Outra novidade relevante foi a previsão de aquisição e locação de imóveis como hipóteses de inexigibilidade, ao passo que, na lei anterior, eram de dispensa de licitação. Nesse contexto, o § 5º do art. 74 passou a exigir a realização de (i) avaliação prévia do bem, do seu estado de conservação e dos custos de adaptações, quando imprescindíveis às necessidades de utilização, e prazo de amortização dos investimentos; (ii) a certificação da inexistência de imóveis públicos vagos e disponíveis que atendam ao objeto; e (iii) a apresentação das justificativas que demonstrem a singularidade do imóvel a ser comprado ou locado pela Administração e que evidenciem vantagem para ela.

Já em relação à dispensa de licitação, a lógica também permanece a mesma: é facultado ao administrador não realizar um processo de licitação, seja porque seria inoportuno, seja porque seria desnecessário, sempre a depender do caso concreto. Na mesma linha, as hipóteses de dispensa continuaram similares às da lei anterior. Vale lembrar que, ao contrário do que ocorre na inexigibilidade, o rol legal de hipóteses de dispensa de licitação é taxativo, ou seja, não comporta analogias ou exceções, e isso porque tais hipóteses são, geralmente, escolhas meramente políticas do legislador.[1] No mais, houve aumento dos valores que justificam a dispensa de licitação: R$ 100.000,00, no caso de obras e serviços de engenharia ou de serviços de manutenção de veículos automotores; e R$ 50.000,00 no caso de outros serviços e compras.

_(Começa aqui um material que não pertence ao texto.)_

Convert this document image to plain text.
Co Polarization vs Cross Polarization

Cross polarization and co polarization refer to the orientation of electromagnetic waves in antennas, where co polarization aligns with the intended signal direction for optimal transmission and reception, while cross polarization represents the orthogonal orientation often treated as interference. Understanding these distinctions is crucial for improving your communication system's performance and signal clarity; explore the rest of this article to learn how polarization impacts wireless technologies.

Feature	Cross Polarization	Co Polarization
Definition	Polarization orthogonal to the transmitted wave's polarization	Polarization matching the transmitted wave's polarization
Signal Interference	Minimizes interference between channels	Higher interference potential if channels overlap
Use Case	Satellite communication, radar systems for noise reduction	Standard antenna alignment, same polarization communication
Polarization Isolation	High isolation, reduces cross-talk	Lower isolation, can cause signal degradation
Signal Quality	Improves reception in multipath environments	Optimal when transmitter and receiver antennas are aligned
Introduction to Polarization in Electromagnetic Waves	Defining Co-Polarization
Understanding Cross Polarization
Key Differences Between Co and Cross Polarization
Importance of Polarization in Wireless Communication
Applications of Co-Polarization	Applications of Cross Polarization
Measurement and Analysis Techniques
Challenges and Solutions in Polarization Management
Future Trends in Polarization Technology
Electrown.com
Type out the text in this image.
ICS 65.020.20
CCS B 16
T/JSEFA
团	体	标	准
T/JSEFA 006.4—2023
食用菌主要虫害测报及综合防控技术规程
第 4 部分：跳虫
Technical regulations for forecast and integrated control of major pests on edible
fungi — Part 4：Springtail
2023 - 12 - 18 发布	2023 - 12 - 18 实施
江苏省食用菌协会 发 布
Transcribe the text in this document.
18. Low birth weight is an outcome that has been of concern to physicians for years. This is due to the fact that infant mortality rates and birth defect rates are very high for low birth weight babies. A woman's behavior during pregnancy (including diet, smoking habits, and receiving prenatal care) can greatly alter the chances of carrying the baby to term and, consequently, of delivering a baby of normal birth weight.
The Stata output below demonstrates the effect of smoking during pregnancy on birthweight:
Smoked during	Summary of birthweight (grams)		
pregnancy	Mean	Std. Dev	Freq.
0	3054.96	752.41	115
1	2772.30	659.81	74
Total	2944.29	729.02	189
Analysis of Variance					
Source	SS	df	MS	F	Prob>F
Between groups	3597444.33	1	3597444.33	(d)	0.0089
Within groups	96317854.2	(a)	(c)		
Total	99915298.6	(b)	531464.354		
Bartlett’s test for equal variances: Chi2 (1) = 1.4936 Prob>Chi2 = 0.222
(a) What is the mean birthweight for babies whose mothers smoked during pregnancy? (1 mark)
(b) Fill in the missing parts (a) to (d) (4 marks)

Por fim, falemos brevemente das sanções para irregularidades na contratação direta. O art. 73 da nova lei de licitações estabeleceu que, em caso de contratação direta indevida feita com dolo, fraude ou erro grosseiro, o contratado e o agente público responsável responderão solidariamente pelo dano causado ao erário, sem prejuízo de outras sanções legais cabíveis. Isso significa que, para além das já conhecidas sanções administrativas e cíveis – ressarcimento do prejuízo causado, proibição de contratar com a Administração etc. –, também poderá haver condenação criminal, visto que a nova lei alterou o Código Penal e, nele, incluiu um novo tipo penal, descrito no art. 337-E: “admitir, possibilitar ou dar causa à contratação direta fora das hipóteses previstas em lei”, sujeitando o indivíduo a uma pena de reclusão de 4 a 8 anos. Frise-se, porém, que qualquer condenação – seja ela cível, administrativa ou criminal – deverá observar as ponderações previstas no caput e nos parágrafos do art. 22 da Lei de Introdução às Normas do Direito Brasileiro (LINDB).

Autor: Lorenzo Caser Mill


[1] Um exemplo é a dispensa na contratação de coleta, processamento e comercialização de resíduos sólidos urbanos recicláveis realizados por associações ou cooperativas formadas por pessoas físicas de baixa renda reconhecidas pelo poder público como catadores de materiais recicláveis (art. 75, IV, “j”).